Der Armutsbericht der Bundesregierung löst in Deutschland in schöner Regelmäßigkeit eine heiße Debatte darüber aus, wie man dieses soziale Problem lösen könnte. Die Debatte hat den unleugbaren Vorteil, die soziale Fantasie der tonangebenden Vertreter der Elite zu beflügeln. Ein Nachteil besteht darin, dass die Vielfalt der Konzeptionen eine Einigung verhindert und die Diskussionen darum meistens folgenlos bleiben. Eine einfache und effektive Lösung des Problems böte das bedingungslose Grundeinkommen (BGE). Über das Armutsproblem hinaus gibt es Dutzende von guten Gründen pro-BGE, aber eben mindestens auch ein ganz entscheidendes Argument dagegen: die Finanzierbarkeit. Bislang war der Autor auch dieser Meinung (Quaas/Thieme 2013). Einige Finanzierungsvorschläge kann man von vornherein aussortieren: Eine 50-prozentige Mehrwertsteuer wäre extrem unsozial und angesichts benachbarter Märkte mit geringerer Besteuerung auch nicht besonders realistisch. Angesichts einer globalen Finanz- und Wirtschaftskrise, die keine zehn Jahre zurückliegt und noch immer nicht ganz überwunden ist, sollte man die Finanzierung einer grundlegenden sozialen Regelung auch nicht dem Kapitalmarkt überlassen. Es bleibt dann kaum etwas anderes übrig, als ein seit Jahrhunderten bewährtes Mittel zur Finanzierung allgemeiner Aufgaben anzuwenden: die Steuergesetzgebung.

Zum Finanzierungsproblem hinzu kommt das hohe Risiko des Scheiterns eines solchen Experiments. Kleingruppentests, auf die in diesem Zusammenhang so gern hingewiesen wird, werden verantwortliche Politiker niemals überzeugen können, durch eine radikal reformierte Sekundärverteilung die Leistungsfähigkeit "ihrer" Volkswirtschaft aufs Spiel zu setzen. Ohnehin ist zu beobachten, dass die Menschheit nur punktuell und schrittweise hochproduktive Räume ausbildet, in deren Umgebung sich wohlhabende Gemeinschaften anlagern. Ob das BGE geeignet ist, das Armutsproblem in der Welt zu lösen, muss hier offen bleiben. In den hochproduktiven Ländern wird die moderne, industrielle Gesellschaft 4.0 das BGE in dem Maße akzeptieren müssen, wie von Seiten der Unternehmen die Nachfrage nach Arbeit sinkt, während die Ansprüche an das Lebensniveau einer zwar älter werdenden, aber möglicherweise gar nicht mehr schrumpfenden, sondern nach wie vor agilen Bevölkerung (Bahnsen 2017) wachsen. Das BGE stellt unter den Bedingungen einer stetig wachsenden Produktivität die elementare Einkommensgrundlage der Zukunft dar. Es wird die Menschen nicht nur von Armut befreien, sondern auch vom Zwang zur Arbeit als einzig legale Alternative für die aufgrund der Konzentration der Vermögen (Piketty 2014) wachsende Zahl von "Habenichtsen" (Wagner 1996).

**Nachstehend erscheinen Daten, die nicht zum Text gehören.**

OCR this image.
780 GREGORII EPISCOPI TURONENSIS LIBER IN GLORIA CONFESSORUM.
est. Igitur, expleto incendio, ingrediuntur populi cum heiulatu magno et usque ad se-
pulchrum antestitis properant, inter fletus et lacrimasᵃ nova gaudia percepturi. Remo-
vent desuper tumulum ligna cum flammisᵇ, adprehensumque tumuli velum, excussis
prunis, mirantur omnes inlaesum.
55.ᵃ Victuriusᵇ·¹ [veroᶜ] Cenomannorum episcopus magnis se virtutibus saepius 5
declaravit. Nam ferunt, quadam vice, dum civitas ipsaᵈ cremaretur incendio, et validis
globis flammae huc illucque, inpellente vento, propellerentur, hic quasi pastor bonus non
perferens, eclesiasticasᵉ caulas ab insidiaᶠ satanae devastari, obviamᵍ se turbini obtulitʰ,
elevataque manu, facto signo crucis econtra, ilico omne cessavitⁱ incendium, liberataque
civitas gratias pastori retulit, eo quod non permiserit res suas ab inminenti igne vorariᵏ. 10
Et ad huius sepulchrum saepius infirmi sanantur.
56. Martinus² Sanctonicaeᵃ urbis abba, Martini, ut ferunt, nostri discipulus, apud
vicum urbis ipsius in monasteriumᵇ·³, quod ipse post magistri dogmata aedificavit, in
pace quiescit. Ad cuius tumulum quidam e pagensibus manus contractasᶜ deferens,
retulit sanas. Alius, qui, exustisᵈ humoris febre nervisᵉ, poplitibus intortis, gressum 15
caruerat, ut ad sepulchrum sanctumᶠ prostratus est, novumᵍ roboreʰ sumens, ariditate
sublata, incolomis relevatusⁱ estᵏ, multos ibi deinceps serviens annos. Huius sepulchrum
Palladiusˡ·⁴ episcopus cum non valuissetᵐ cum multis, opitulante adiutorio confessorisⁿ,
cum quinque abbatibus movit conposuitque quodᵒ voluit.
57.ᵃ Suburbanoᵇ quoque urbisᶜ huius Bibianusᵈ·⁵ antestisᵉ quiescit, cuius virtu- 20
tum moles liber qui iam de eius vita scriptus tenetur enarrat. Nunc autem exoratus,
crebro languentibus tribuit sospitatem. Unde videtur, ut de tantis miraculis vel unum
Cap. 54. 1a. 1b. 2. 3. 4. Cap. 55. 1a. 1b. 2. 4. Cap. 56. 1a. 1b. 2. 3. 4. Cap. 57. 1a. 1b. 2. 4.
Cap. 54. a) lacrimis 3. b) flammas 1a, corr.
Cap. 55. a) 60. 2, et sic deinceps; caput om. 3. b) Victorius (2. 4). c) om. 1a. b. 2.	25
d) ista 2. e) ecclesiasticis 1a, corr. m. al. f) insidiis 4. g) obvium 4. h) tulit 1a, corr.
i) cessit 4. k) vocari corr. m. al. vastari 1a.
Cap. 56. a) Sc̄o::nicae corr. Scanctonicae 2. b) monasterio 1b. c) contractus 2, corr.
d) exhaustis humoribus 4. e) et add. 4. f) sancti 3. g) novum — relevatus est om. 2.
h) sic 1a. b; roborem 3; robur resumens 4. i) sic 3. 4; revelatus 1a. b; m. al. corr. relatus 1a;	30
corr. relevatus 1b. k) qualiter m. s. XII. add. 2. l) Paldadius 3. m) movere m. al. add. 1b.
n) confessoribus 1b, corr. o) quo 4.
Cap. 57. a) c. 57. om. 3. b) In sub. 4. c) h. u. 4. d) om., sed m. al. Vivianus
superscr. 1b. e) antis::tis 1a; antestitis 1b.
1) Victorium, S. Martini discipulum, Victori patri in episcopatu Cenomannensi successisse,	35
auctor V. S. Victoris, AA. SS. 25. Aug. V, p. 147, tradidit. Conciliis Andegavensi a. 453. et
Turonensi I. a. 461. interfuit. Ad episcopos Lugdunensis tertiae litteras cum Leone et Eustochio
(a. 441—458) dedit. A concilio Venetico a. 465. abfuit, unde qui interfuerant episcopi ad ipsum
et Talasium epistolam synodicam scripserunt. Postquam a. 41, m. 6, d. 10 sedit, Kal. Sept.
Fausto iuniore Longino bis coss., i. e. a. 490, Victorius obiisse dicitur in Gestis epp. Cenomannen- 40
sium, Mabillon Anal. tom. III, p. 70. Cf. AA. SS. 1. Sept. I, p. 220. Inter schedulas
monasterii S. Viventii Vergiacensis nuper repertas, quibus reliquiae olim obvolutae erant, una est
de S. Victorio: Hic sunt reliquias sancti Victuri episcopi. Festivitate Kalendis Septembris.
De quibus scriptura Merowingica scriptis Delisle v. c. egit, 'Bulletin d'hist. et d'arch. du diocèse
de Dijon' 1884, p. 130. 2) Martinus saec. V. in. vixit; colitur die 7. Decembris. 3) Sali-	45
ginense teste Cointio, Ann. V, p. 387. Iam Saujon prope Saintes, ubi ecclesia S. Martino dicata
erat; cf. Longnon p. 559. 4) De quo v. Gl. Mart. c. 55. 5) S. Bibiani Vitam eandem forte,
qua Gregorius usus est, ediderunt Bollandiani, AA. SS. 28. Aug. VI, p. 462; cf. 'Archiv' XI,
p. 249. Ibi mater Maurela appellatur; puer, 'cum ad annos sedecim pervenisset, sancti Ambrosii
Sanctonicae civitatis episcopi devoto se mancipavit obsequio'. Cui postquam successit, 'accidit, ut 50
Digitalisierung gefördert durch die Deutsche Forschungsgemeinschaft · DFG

Im Folgenden werden zwei oder drei Elemente zusammengetragen, die eine Einführung des BGE schon jetzt ermöglichen würden. Vorausgesetzt wird (in sehr lockerer Anlehnung an Gerhardt/Weber 1986) eine Konzeption des BGE, bei der

  • Anreize, freiwillig Arbeit anzubieten, erhalten bleiben bzw. sogar vermehrt werden;
  • das System der sozialen Sicherung keinem Experiment des totalen Umbaus ausgesetzt wird;
  • das Steuersystem so radikal vereinfacht wird, dass die Berechnung der eigenen Schuld selbst auf den kleinsten Bierdeckel passt;  
  • die Höhe der zusätzlichen Steuerbelastungen auch für die Besserverdienenden akzeptabel bleibt.

Erhalten der Motivationsstruktur einer Leistungsgesellschaft

Wird jedem Bürger und jeder Bürgerin eines Landes ein BGE – sagen wir in Höhe von 10.000 Euro per anno – gewährt, so gibt es Probleme in der unmittelbaren Umgebung eines Einkommens, das das BGE kaum übersteigt. Ein Gerechtigkeitsproblem: Im Extremfall kann es passieren, dass eine arbeitsfähige, aber -unwillige Person über eben diese 10.000 Euro verfügt, während ein Jobber im Niedriglohnbereich von etwa derselben Summe leben muss. Ein Arbeitsangebotsproblem: Warum sollte der Jobber weiterhin Arbeitsleid erdulden wollen, wenn er dieselben Einnahmen auch ohne Arbeit erzielen kann? Dieses Problem tritt auf, wenn Arbeitsentgelte auf das BGE angerechnet werden. Völlig analog wäre mit Blick auf Unternehmertätigkeiten und entsprechende "Löhne" zu argumentieren.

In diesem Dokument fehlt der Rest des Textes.